Today marked yet another successful launch of that overly complex yet hugely useful piece of American technological sophistication the Space Shuttle. Yes, the Endeavor blasted through low cloud cover in a night launch to bring the first piece of the Japanese Space Station Module Kibo into orbit and attach it to that other piece of scientific bondoggle the ISS. Unfortunately for us, however, this is not the only thing aboard the Shuttle.

No, NASA could not leave well enough alone, and this time they got the Canadians in on it. Indeed, aboard the Shuttle is a piece of equipment so insidious that they didn’t press-release it until very soon before the launch. This item is called DEXTRE, and it is a robot.

A

ROBOT

Now many people will assume that it was an inevitability that a robot would be launched into orbit, and many people would be correct. That being said, I feel that not enough is being made of the fact that the precursor to our future titanium-skinned overlords will soon be floating through space, its gleaming robot eye looking downward on our cities and weeping oily robot tears at the possibilities presented by its situation. Yes, this cybernetic monstrosity is connected to the space station. True, it is not an intelligent automaton, instead existing as a remotely operated tool of the NASA space station maintenance team.

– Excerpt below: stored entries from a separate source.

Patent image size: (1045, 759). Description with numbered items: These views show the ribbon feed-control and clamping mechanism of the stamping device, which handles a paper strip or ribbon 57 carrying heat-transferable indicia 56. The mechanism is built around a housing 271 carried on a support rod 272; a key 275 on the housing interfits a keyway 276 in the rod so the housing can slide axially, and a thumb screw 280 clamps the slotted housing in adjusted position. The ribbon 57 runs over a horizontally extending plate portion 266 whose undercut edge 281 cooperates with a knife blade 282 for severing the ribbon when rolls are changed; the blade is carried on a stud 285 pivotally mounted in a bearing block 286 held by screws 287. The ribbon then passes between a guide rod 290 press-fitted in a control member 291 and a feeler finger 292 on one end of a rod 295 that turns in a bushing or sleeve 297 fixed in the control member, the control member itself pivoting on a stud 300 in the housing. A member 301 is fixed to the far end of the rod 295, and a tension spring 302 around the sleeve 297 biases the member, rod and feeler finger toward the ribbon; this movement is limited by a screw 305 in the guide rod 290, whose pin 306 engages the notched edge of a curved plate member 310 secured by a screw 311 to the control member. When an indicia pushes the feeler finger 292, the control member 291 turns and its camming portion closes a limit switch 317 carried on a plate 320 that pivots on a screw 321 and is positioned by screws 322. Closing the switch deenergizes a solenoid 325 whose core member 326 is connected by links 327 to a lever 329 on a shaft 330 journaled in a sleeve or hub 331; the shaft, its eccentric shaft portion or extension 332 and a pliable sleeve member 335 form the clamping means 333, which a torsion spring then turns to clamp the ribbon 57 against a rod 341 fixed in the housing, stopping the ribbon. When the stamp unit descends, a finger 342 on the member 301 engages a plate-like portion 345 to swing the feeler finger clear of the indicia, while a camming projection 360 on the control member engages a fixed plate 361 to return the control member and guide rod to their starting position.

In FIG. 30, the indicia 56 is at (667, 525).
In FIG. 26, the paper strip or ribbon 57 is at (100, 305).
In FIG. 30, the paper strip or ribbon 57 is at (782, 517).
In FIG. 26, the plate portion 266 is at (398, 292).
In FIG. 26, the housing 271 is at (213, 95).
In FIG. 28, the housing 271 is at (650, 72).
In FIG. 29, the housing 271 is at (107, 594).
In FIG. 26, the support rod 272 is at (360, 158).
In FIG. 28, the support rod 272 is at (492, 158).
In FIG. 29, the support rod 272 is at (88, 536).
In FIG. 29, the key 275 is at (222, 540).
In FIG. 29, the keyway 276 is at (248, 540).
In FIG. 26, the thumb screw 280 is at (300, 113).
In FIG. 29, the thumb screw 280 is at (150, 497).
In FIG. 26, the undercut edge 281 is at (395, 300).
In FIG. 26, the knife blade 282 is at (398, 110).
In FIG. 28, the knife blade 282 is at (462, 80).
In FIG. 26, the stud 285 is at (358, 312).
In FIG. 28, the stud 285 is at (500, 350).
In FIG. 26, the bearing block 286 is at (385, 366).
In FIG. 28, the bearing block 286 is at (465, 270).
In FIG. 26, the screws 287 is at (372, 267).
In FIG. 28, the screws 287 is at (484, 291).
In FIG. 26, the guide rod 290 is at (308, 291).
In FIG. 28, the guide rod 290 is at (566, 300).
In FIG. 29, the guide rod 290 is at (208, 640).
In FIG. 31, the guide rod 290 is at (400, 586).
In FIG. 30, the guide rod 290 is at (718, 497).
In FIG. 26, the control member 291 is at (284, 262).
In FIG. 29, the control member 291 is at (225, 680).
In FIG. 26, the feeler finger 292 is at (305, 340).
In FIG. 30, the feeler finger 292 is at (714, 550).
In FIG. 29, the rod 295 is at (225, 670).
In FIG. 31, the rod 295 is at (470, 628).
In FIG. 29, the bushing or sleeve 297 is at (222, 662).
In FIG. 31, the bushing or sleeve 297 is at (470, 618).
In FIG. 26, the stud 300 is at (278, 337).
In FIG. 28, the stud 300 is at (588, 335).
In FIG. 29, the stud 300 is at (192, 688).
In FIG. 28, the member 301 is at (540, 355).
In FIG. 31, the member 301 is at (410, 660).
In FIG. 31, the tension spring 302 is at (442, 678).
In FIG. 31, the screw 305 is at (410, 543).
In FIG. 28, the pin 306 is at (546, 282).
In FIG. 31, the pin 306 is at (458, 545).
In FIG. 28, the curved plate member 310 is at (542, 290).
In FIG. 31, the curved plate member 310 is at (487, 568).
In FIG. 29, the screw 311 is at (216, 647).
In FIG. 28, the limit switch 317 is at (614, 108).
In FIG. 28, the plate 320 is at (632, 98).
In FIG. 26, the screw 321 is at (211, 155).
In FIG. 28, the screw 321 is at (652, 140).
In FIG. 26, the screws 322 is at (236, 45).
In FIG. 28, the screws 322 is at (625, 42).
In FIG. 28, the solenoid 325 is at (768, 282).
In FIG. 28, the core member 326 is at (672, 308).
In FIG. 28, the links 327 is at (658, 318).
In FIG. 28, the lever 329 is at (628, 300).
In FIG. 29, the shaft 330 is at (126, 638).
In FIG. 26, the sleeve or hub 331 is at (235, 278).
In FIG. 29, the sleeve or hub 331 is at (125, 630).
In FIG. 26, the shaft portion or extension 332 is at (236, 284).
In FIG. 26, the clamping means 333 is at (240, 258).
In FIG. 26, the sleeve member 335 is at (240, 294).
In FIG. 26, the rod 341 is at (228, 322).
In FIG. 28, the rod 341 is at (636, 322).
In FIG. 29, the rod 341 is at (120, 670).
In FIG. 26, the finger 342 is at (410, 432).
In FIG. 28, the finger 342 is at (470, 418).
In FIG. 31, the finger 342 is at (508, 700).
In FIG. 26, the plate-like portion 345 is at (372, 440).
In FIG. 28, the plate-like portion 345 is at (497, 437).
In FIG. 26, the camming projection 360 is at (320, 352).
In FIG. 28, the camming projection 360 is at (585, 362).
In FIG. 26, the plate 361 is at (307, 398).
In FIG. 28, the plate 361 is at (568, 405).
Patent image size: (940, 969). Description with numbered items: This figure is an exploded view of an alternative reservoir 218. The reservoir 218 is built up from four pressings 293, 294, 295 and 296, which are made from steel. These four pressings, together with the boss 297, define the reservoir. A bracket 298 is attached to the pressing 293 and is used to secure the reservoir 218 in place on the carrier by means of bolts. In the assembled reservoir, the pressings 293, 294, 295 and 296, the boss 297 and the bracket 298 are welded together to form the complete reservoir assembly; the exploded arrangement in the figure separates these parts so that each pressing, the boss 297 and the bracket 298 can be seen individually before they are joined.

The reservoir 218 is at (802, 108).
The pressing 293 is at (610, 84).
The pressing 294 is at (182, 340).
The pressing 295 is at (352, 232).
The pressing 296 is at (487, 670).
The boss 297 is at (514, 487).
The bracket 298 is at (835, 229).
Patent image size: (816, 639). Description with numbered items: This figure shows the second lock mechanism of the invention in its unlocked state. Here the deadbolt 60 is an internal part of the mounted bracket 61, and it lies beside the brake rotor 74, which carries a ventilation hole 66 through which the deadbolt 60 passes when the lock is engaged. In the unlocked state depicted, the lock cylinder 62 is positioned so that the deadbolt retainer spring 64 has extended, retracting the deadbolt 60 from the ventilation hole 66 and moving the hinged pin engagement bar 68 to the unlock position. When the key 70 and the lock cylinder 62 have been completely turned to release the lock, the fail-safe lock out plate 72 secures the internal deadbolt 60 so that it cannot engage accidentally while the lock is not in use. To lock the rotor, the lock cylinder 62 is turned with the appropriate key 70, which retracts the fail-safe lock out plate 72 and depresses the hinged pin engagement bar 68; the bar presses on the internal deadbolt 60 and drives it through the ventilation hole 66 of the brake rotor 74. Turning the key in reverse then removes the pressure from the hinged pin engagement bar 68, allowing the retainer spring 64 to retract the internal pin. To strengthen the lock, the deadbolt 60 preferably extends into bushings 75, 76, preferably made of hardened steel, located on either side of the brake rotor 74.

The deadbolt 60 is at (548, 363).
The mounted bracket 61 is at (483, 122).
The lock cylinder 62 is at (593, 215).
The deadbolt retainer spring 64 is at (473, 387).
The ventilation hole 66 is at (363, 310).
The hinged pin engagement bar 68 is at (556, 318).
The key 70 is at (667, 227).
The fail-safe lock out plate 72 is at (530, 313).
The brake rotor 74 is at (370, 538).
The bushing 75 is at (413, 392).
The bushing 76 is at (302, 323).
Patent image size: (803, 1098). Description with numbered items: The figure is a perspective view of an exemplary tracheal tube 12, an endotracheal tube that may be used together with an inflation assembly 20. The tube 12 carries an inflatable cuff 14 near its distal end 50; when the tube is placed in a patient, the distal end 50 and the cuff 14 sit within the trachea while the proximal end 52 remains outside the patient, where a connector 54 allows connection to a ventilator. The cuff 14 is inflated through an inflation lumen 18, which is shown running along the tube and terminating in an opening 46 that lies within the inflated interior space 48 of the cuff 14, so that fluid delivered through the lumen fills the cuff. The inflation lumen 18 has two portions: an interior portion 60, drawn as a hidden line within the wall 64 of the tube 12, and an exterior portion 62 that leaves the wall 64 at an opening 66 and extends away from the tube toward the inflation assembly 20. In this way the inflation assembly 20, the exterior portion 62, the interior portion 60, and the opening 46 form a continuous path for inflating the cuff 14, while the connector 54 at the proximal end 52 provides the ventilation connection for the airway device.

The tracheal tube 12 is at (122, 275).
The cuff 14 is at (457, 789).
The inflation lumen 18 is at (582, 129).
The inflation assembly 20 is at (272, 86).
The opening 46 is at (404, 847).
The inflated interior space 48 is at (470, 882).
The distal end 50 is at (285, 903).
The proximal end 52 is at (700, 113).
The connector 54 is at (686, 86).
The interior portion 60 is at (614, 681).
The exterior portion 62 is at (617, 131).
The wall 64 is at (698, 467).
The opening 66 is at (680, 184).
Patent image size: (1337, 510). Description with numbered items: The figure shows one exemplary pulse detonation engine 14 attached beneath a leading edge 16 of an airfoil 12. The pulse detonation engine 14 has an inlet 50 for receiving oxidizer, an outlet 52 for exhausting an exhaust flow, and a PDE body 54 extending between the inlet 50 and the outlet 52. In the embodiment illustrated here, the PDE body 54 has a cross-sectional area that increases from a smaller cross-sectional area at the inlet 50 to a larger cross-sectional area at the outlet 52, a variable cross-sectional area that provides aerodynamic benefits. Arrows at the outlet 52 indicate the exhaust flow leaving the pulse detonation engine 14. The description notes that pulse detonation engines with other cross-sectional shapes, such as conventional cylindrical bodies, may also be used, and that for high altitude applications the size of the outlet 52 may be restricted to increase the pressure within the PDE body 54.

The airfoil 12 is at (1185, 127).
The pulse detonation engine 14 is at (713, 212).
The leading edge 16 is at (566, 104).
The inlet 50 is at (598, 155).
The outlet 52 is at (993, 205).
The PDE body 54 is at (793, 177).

That is not the point. Look at this thing!

“Force moment sensor?” “Power data grapple fixture?” “Latching End Effector?” “Electronics Platform?!” This thing has more acronyms than Devo has crappy songs.

Despite this things fairly innocuous purported uses, it looks like a bastard lovechild between HAL 9000 and V.I.N.C.E.N.T. from Disney’s The Black Hole. Despite that, who is to say that a rogue cosmonaut could not switch out one of his arms with a giant laser, beginning a cycle of orbital doom that culminates in our ultimate enslavement by the robot army? No one, that’s who.

Now there are going to be neigh-sayers out there who think that I am over-reacting. Likewise there is at least one person who is going to agree that this is going to happen, but is okay with it due to his continuous kowtowing and pandering to the forces of mechanized doom (you know who you are).

You are all in the wrong… Im just saying; when bolts of maple syrup flavored high energy plasma (it’s a Canadian robot, remember?) start raining down on your heads from above and your radio starts emitting the ever-so-faint sound of synthesized laughter through the static, you will look to me for guidance and wont get any, because I will be hiding in a bunker, shaking my head in disbelief that more people didn’t listen.